Una delle obiezioni che ho condiviso, perché è stata una domanda che mi sono posta da subito, è quella che ritiene che un Coach non può far andare il suo Coachee oltre le proprie capacità e le proprie conoscenze (purtroppo all’epoca non ho salvato l’articolo che ne parlava e non posso richiamarlo).

In effetti, questa obiezione ha il suo fondamento finché si rimane ancorati alla tecnica e non si approfondisce la filosofia alla base del Coaching. Andando avanti con studio e sperimentazione, ho compreso appieno la potenza della Maieutica che ne è alla base. Infatti, solo rimanendo fedeli alla filosofia del Coaching di sostenere il Coachee nella scoperta delle proprie risorse, si può evitare il rischio di portarlo solo per vie conosciute e personalmente sperimentate; con la conseguenza che potrebbero essere inadatte a lui, insufficienti e atte a tarpare le sue evoluzioni, eccessive per le sue doti e i suoi talenti.

Lo spirito del Coaching, infatti, come rispecchiato nel profilo definito dall’associazione AICP, cui appartengo, prevede un saper fare tale che il Coach sia capace di

“Stimolare nel coachee l’apprendimento e la consapevolezza”

“Elaborare piani di azione tenendo conto di ostacoli e alleati”

“Promuovere l’autonomia del Coachee”

“Stimolare il Coachee all’azione ed ai risultati”

Infatti, è attraverso l’azione e la riflessione sulla realizzazione stessa del processo che il Coachee ha la possibilità di esplorare e scoprire sé stesso, le sue potenzialità e i suoi talenti. Questo permette al Coachee di evolvere sulle proprie risorse e non sull’esperienza del Coach.
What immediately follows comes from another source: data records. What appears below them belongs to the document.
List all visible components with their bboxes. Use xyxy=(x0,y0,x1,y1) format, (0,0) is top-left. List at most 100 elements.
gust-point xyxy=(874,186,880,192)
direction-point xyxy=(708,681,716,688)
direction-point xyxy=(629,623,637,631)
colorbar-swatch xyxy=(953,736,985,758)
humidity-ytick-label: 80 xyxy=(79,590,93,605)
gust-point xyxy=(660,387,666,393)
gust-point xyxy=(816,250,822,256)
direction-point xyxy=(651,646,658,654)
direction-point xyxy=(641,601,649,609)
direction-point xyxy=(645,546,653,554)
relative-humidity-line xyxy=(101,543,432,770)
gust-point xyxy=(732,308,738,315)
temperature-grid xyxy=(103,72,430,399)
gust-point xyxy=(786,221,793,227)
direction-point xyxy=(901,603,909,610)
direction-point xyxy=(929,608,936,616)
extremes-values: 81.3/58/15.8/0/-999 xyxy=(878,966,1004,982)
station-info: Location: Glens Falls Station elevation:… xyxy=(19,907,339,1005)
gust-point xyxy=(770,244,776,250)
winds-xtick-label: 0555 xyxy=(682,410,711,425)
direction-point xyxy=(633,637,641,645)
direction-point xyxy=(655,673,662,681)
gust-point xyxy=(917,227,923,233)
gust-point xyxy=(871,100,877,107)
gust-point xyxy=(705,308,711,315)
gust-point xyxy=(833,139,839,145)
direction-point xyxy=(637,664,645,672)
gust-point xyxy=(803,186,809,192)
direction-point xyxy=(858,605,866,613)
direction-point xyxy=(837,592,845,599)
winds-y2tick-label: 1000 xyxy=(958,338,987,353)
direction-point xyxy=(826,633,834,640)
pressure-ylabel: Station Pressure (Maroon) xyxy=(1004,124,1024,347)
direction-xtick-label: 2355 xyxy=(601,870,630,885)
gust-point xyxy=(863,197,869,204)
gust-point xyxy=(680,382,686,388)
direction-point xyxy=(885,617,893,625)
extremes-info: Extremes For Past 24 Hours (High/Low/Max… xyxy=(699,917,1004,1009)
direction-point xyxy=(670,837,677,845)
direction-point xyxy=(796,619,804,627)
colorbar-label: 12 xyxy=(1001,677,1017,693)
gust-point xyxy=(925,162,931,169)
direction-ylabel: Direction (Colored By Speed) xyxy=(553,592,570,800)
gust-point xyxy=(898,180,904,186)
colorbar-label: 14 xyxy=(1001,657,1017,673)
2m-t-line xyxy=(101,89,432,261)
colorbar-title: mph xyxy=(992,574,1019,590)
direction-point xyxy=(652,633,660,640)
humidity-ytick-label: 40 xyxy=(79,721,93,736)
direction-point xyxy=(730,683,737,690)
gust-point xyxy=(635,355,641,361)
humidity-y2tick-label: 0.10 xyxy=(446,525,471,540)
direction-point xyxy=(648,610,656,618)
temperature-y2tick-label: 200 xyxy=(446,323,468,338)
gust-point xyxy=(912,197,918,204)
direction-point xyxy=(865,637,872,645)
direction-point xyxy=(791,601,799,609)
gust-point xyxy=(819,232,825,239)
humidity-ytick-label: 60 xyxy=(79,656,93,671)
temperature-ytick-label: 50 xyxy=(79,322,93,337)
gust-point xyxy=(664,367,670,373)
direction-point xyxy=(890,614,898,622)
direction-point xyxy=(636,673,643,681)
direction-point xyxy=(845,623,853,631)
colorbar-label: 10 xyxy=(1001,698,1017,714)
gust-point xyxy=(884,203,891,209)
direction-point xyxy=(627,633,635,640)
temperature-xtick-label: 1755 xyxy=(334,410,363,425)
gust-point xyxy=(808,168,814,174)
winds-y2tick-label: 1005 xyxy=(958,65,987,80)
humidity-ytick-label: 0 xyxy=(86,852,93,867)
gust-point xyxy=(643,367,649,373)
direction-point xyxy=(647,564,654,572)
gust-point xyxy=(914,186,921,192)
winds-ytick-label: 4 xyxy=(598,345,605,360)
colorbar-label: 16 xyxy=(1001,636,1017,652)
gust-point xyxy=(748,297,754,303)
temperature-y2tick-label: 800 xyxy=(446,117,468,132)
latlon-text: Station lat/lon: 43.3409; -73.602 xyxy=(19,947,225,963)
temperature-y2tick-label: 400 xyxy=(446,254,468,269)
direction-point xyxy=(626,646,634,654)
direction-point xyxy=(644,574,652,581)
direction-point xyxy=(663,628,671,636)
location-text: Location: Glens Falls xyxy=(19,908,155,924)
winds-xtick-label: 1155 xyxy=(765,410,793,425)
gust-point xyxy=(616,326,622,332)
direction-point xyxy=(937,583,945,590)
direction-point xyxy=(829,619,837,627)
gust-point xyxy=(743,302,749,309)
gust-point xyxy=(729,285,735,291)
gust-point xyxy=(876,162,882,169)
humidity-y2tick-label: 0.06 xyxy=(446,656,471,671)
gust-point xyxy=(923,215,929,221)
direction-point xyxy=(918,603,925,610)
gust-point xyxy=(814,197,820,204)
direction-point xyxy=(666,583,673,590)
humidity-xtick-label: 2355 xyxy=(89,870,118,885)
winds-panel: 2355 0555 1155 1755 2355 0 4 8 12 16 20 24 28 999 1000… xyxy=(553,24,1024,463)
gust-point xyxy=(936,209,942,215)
Per questo il Coaching è un intervento di processo: ti insegno come procedere e diventare indipendente dal Coach; ti insegno quali sono le domande da porti per valutare se la strada intrapresa è la più efficace.

Ovviamente questo non impedisce che si ritorni a fare dei Pit-Stop col proprio Coach, se il rapporto costruito è stato davvero di supporto, rispetto e apprezzamento dell’individualità del Coachee.

Il Coach non solo non può dare risposte e verità; l’essenza del suo operato è quello di mettere nella mani del Coachee gli strumenti con atteggiamento socratico del “sapere di non sapere”, così da lasciare che il Coachee scopra da sé:

  • Se gli obiettivi che si è posto sono quelli giusti per lui
  • Strade che mai avrebbe immaginato di poter intraprendere
  • Scoprire strade nuove che mai avrebbe pensato esistessero
  • Costruire nuove strade

Questo è importante perché se è vero che non si può diventare tutto ciò che si vuole perché ci sono anche condizioni di contesto, di risorse che non rendono ogni progetto realizzabile; E’ anche vero che il desiderio di evolvere non può essere mortificato dalle decisioni altrui. Le aspirazioni, le ambizioni, gli obiettivi desiderati sono lo strumento che l’uomo ha per darsi alla vita: scoprire esattamente chi si è e quale valore aggiunto si porta con sé. Questo presuppone una guida che abbia la profonda consapevolezza della potenzialità di ogni essere umano e che spesso questa è sepolta sotto le convenzioni dell’ambiente, le aspettative degli altri, le condizioni del contesto socio-economico e tutto ciò che è al di fuori dell’individuo e lo definisce, lo inquadra, lo bollina senza alcuna capacità di ascoltarlo e valorizzarlo per quello che è.

Questo discorso vale in un contesto sociale quanto in quello professionale.

Il coaching è una metodologia di sviluppo delle competenze ma anche e soprattutto un modo di approcciarsi alla vita e alle relazioni; dove per relazioni si intendono quelle con gli altri ma anche quella con la vita e sé stessi.